Why this equality follows? How to justify it? Or is there a way to proceed alternatively?


I tried writing this sum as $$ \mathbb{E}^x\left[\sum_{0\geq s\geq t} f(S_{s-}+\Delta S_s)-f(S_{s-})\right]=\mathbb{E}^x\left[ \int_0^t f(S_{s-}+(\gamma S_{s-}+\delta)Z) -f(S_{s-})dN_t\right]$$ I can then rewrite this expectations as $$\mathbb{E}^x\left[ \int_0^t f(S_{s-}+(\gamma S_{s-}+\delta)Z) -f(S_{s-})dN_t\right] = \mathbb{E}^x\left[ \int_0^t f(S_{s-}+(\gamma S_{s-}+\delta)Y) -f(S_{s-})d(N_t-\lambda t)\right] \\ + \mathbb{E}^x\left[ \int_0^t f(S_{s-}+(\gamma S_{s-}+\delta)Z) -f(S_{s-})d(\lambda t)\right] = \mathbb{E}^x\left[ \int_0^t f(S_{s-}+(\gamma S_{s-}+\delta)Z) -f(S_{s-})d(N_t-\lambda t)\right] + \\\lambda \int_0^t\int_{\mathbb{R}} f(S_{s-}+(\gamma S_{s-}+\delta)z) -f(S_{s-}) dG(z)ds$$ So if I could argue that the expectations of the first term is 0 I would be done. But the integrand is right continuous, and so I do not think it is a martingale.

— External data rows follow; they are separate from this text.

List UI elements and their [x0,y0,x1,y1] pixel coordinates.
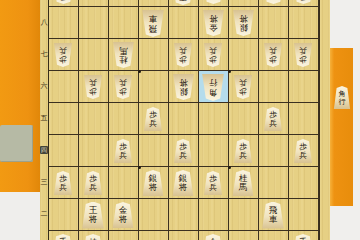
board-square-8-3[interactable] [259,167,289,199]
board-square-6-5[interactable] [199,103,229,135]
board-square-9-6[interactable] [289,71,319,103]
board-square-4-1[interactable] [139,231,169,240]
board-square-8-4[interactable] [259,135,289,167]
board-square-9-2[interactable] [289,199,319,231]
star-point [228,166,231,169]
board-square-7-5[interactable] [229,103,259,135]
board-square-1-5[interactable] [49,103,79,135]
board-square-5-1[interactable] [169,231,199,240]
board-square-2-9[interactable] [79,0,109,7]
left-margin [0,0,40,192]
board-square-7-7[interactable] [229,39,259,71]
board-square-4-6[interactable] [139,71,169,103]
board-square-4-7[interactable] [139,39,169,71]
star-point [138,70,141,73]
board-square-3-9[interactable] [109,0,139,7]
board-square-9-8[interactable] [289,7,319,39]
board-square-4-9[interactable] [139,0,169,7]
board-square-3-8[interactable] [109,7,139,39]
shogi-app: 九八七六五四三二一 香車桂馬金将王将香車銀将金将飛車歩兵歩兵歩兵歩兵桂馬歩兵歩兵… [0,0,360,240]
board-square-7-9[interactable] [229,0,259,7]
board-square-9-5[interactable] [289,103,319,135]
board-square-1-8[interactable] [49,7,79,39]
board-square-1-4[interactable] [49,135,79,167]
board-square-4-4[interactable] [139,135,169,167]
board-square-7-1[interactable] [229,231,259,240]
rank-label-六: 六 [40,82,48,90]
rank-label-三: 三 [40,178,48,186]
board-square-4-2[interactable] [139,199,169,231]
board-square-5-5[interactable] [169,103,199,135]
rank-label-八: 八 [40,18,48,26]
star-point [138,166,141,169]
board-square-6-4[interactable] [199,135,229,167]
rank-label-五: 五 [40,114,48,122]
board-square-2-4[interactable] [79,135,109,167]
board-square-1-2[interactable] [49,199,79,231]
rank-label-二: 二 [40,210,48,218]
star-point [228,70,231,73]
board-square-3-1[interactable] [109,231,139,240]
rank-label-七: 七 [40,50,48,58]
board-square-3-3[interactable] [109,167,139,199]
board-square-2-5[interactable] [79,103,109,135]
board-square-8-6[interactable] [259,71,289,103]
board-square-2-8[interactable] [79,7,109,39]
board-square-8-8[interactable] [259,7,289,39]
board-square-5-8[interactable] [169,7,199,39]
right-piece-stand[interactable] [330,48,353,206]
board-square-5-2[interactable] [169,199,199,231]
board-square-7-2[interactable] [229,199,259,231]
board-square-2-7[interactable] [79,39,109,71]
board-square-9-3[interactable] [289,167,319,199]
board-square-3-5[interactable] [109,103,139,135]
board-square-6-2[interactable] [199,199,229,231]
board-square-1-6[interactable] [49,71,79,103]
board-square-8-1[interactable] [259,231,289,240]
left-piece-stand[interactable] [0,125,33,162]
rank-label-四: 四 [40,146,48,154]
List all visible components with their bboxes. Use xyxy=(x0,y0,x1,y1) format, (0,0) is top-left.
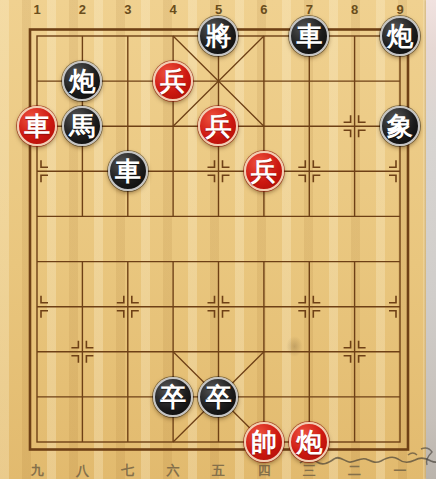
piece-black-elephant[interactable]: 象 xyxy=(380,106,420,146)
piece-black-cannon-b[interactable]: 炮 xyxy=(62,61,102,101)
file-label-bottom-6: 四 xyxy=(257,464,270,477)
piece-red-chariot[interactable]: 車 xyxy=(17,106,57,146)
file-label-bottom-8: 二 xyxy=(348,464,361,477)
piece-black-chariot-a[interactable]: 車 xyxy=(289,16,329,56)
piece-black-soldier-a[interactable]: 卒 xyxy=(153,377,193,417)
piece-black-general[interactable]: 將 xyxy=(198,16,238,56)
piece-red-soldier-b[interactable]: 兵 xyxy=(198,106,238,146)
piece-black-chariot-b[interactable]: 車 xyxy=(108,151,148,191)
piece-red-soldier-c[interactable]: 兵 xyxy=(244,151,284,191)
file-label-bottom-5: 五 xyxy=(212,464,225,477)
piece-red-soldier-a[interactable]: 兵 xyxy=(153,61,193,101)
piece-black-soldier-b[interactable]: 卒 xyxy=(198,377,238,417)
piece-black-horse[interactable]: 馬 xyxy=(62,106,102,146)
file-label-bottom-2: 八 xyxy=(76,464,89,477)
board-grid[interactable]: 將車炮炮兵車馬兵象車兵卒卒帥炮 xyxy=(14,13,422,464)
piece-red-cannon[interactable]: 炮 xyxy=(289,422,329,462)
piece-black-cannon-a[interactable]: 炮 xyxy=(380,16,420,56)
piece-red-general[interactable]: 帥 xyxy=(244,422,284,462)
file-label-bottom-9: 一 xyxy=(394,464,407,477)
xiangqi-screen: 123456789 九八七六五四三二一 將車炮炮兵車馬兵象車兵卒卒帥炮 xyxy=(0,0,436,479)
file-label-bottom-4: 六 xyxy=(167,464,180,477)
file-label-bottom-7: 三 xyxy=(303,464,316,477)
file-label-bottom-1: 九 xyxy=(31,464,44,477)
file-label-bottom-3: 七 xyxy=(121,464,134,477)
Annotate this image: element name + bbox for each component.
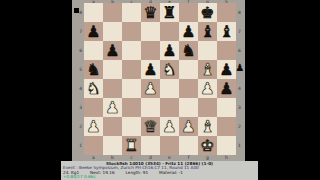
black-knight-piece: ♞: [84, 60, 103, 79]
square-e1: [160, 136, 179, 155]
square-a4: ♞: [84, 79, 103, 98]
video-frame: abcdefgh abcdefgh 87654321 87654321 ♟ ♛♜…: [0, 0, 320, 180]
square-b6: ♟: [103, 41, 122, 60]
square-c5: [122, 60, 141, 79]
square-h7: ♝: [217, 22, 236, 41]
square-f4: [179, 79, 198, 98]
square-d8: ♛: [141, 3, 160, 22]
square-d7: [141, 22, 160, 41]
material-indicator-pawn: ♟: [235, 62, 245, 74]
square-c2: [122, 117, 141, 136]
length-label: Length: 91: [126, 171, 149, 176]
white-bishop-piece: ♝: [198, 60, 217, 79]
black-bishop-piece: ♝: [217, 22, 236, 41]
square-g4: ♟: [198, 79, 217, 98]
rank-label-7: 7: [72, 22, 84, 41]
square-f3: [179, 98, 198, 117]
black-pawn-piece: ♟: [103, 41, 122, 60]
square-d4: ♟: [141, 79, 160, 98]
square-g8: ♚: [198, 3, 217, 22]
white-knight-piece: ♞: [84, 79, 103, 98]
square-f8: [179, 3, 198, 22]
square-h2: [217, 117, 236, 136]
square-e3: [160, 98, 179, 117]
square-h6: [217, 41, 236, 60]
info-panel: Stockfish 14010 (3534) - Fritz 11 (2866)…: [61, 161, 258, 180]
square-f6: ♞: [179, 41, 198, 60]
square-d5: ♟: [141, 60, 160, 79]
rank-label-6: 6: [72, 41, 84, 60]
square-b7: [103, 22, 122, 41]
square-e5: ♞: [160, 60, 179, 79]
square-b5: [103, 60, 122, 79]
black-pawn-piece: ♟: [217, 79, 236, 98]
square-b1: [103, 136, 122, 155]
square-f7: ♟: [179, 22, 198, 41]
square-h4: ♟: [217, 79, 236, 98]
rank-label-3: 3: [72, 98, 84, 117]
white-king-piece: ♚: [198, 136, 217, 155]
rank-label-5: 5: [72, 60, 84, 79]
white-pawn-piece: ♟: [160, 117, 179, 136]
black-pawn-piece: ♟: [160, 41, 179, 60]
white-pawn-piece: ♟: [179, 117, 198, 136]
square-d2: ♛: [141, 117, 160, 136]
square-h8: [217, 3, 236, 22]
square-c6: [122, 41, 141, 60]
square-e4: [160, 79, 179, 98]
square-d3: [141, 98, 160, 117]
black-rook-piece: ♜: [160, 3, 179, 22]
black-pawn-piece: ♟: [84, 22, 103, 41]
rank-label-8: 8: [236, 3, 245, 22]
white-queen-piece: ♛: [141, 117, 160, 136]
square-a2: ♟: [84, 117, 103, 136]
square-c4: [122, 79, 141, 98]
black-pawn-piece: ♟: [141, 60, 160, 79]
rank-label-2: 2: [236, 117, 245, 136]
black-queen-piece: ♛: [141, 3, 160, 22]
white-pawn-piece: ♟: [198, 79, 217, 98]
square-e7: [160, 22, 179, 41]
square-e2: ♟: [160, 117, 179, 136]
square-f5: [179, 60, 198, 79]
square-e6: ♟: [160, 41, 179, 60]
rank-label-6: 6: [236, 41, 245, 60]
black-knight-piece: ♞: [179, 41, 198, 60]
square-c3: [122, 98, 141, 117]
square-c1: ♜: [122, 136, 141, 155]
chess-board: ♛♜♚♟♟♝♝♟♟♞♞♟♞♝♟♞♟♟♟♟♟♛♟♟♝♜♚: [84, 3, 236, 155]
black-king-piece: ♚: [198, 3, 217, 22]
white-knight-piece: ♞: [160, 60, 179, 79]
square-e8: ♜: [160, 3, 179, 22]
square-f2: ♟: [179, 117, 198, 136]
square-b3: ♟: [103, 98, 122, 117]
square-g3: [198, 98, 217, 117]
square-g5: ♝: [198, 60, 217, 79]
rank-label-3: 3: [236, 98, 245, 117]
square-h5: ♟: [217, 60, 236, 79]
engine-eval-line: +0.80/17 0.66s: [63, 175, 256, 180]
square-a7: ♟: [84, 22, 103, 41]
square-g7: ♝: [198, 22, 217, 41]
rank-label-1: 1: [72, 136, 84, 155]
white-bishop-piece: ♝: [198, 117, 217, 136]
square-b8: [103, 3, 122, 22]
white-pawn-piece: ♟: [103, 98, 122, 117]
square-c8: [122, 3, 141, 22]
square-a8: [84, 3, 103, 22]
square-b4: [103, 79, 122, 98]
square-a5: ♞: [84, 60, 103, 79]
white-pawn-piece: ♟: [84, 117, 103, 136]
rank-label-4: 4: [236, 79, 245, 98]
square-f1: [179, 136, 198, 155]
square-g2: ♝: [198, 117, 217, 136]
square-g6: [198, 41, 217, 60]
square-d6: [141, 41, 160, 60]
square-a3: [84, 98, 103, 117]
square-g1: ♚: [198, 136, 217, 155]
rank-label-1: 1: [236, 136, 245, 155]
white-rook-piece: ♜: [122, 136, 141, 155]
square-a6: [84, 41, 103, 60]
square-d1: [141, 136, 160, 155]
rank-label-2: 2: [72, 117, 84, 136]
square-b2: [103, 117, 122, 136]
square-h1: [217, 136, 236, 155]
rank-label-4: 4: [72, 79, 84, 98]
rank-label-7: 7: [236, 22, 245, 41]
side-to-move-indicator: [74, 8, 79, 13]
black-bishop-piece: ♝: [198, 22, 217, 41]
square-h3: [217, 98, 236, 117]
white-pawn-piece: ♟: [141, 79, 160, 98]
rank-labels-right: 87654321: [236, 3, 245, 155]
square-c7: [122, 22, 141, 41]
black-pawn-piece: ♟: [179, 22, 198, 41]
chess-board-frame: abcdefgh abcdefgh 87654321 87654321 ♟ ♛♜…: [72, 0, 245, 161]
material-label: Material: -1: [159, 171, 183, 176]
rank-labels-left: 87654321: [72, 3, 84, 155]
black-pawn-piece: ♟: [217, 60, 236, 79]
square-a1: [84, 136, 103, 155]
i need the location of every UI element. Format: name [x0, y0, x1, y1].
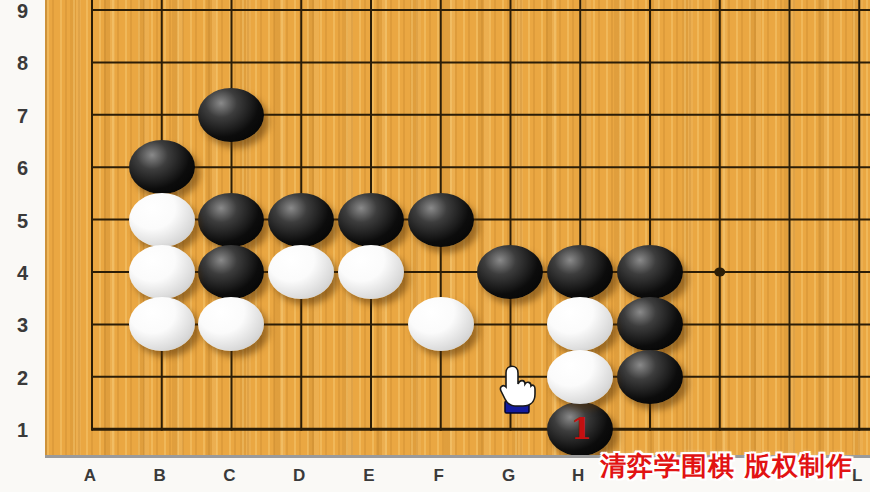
star-point-J4 — [714, 268, 725, 277]
column-label-B: B — [154, 466, 166, 486]
row-label-1: 1 — [0, 419, 45, 442]
grid-lines — [47, 0, 870, 458]
column-label-H: H — [572, 466, 584, 486]
row-label-8: 8 — [0, 52, 45, 75]
row-label-9: 9 — [0, 0, 45, 23]
row-label-4: 4 — [0, 262, 45, 285]
go-board[interactable]: 1 — [45, 0, 870, 458]
column-label-E: E — [363, 466, 374, 486]
column-label-D: D — [293, 466, 305, 486]
hand-cursor — [496, 360, 536, 416]
column-label-G: G — [502, 466, 515, 486]
column-label-C: C — [223, 466, 235, 486]
app-screen: 1 987654321 ABCDEFGHL 清弈学围棋 版权制作 — [0, 0, 870, 492]
row-label-6: 6 — [0, 157, 45, 180]
row-label-2: 2 — [0, 367, 45, 390]
column-label-L: L — [852, 466, 862, 486]
column-label-F: F — [434, 466, 444, 486]
row-label-5: 5 — [0, 210, 45, 233]
row-label-7: 7 — [0, 105, 45, 128]
column-label-A: A — [84, 466, 96, 486]
app-watermark: 清弈学围棋 版权制作 — [600, 449, 853, 484]
row-label-3: 3 — [0, 314, 45, 337]
cursor-hand-shape — [500, 366, 535, 406]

I went very carefully through the book today, and it is hinted that they use a random measure, of the form $\mu=\sum_n \delta_{T_n,Y_n}$ and claim that $$ \int_0^t\int_{\mathbb{R}} f(S_{s-}+(\gamma S_{s-}+\delta)z) -f(S_{s-})d(\mu(dz,ds)-\lambda G(ds))$$ is a local martingale. But I am not sure how to use that fact.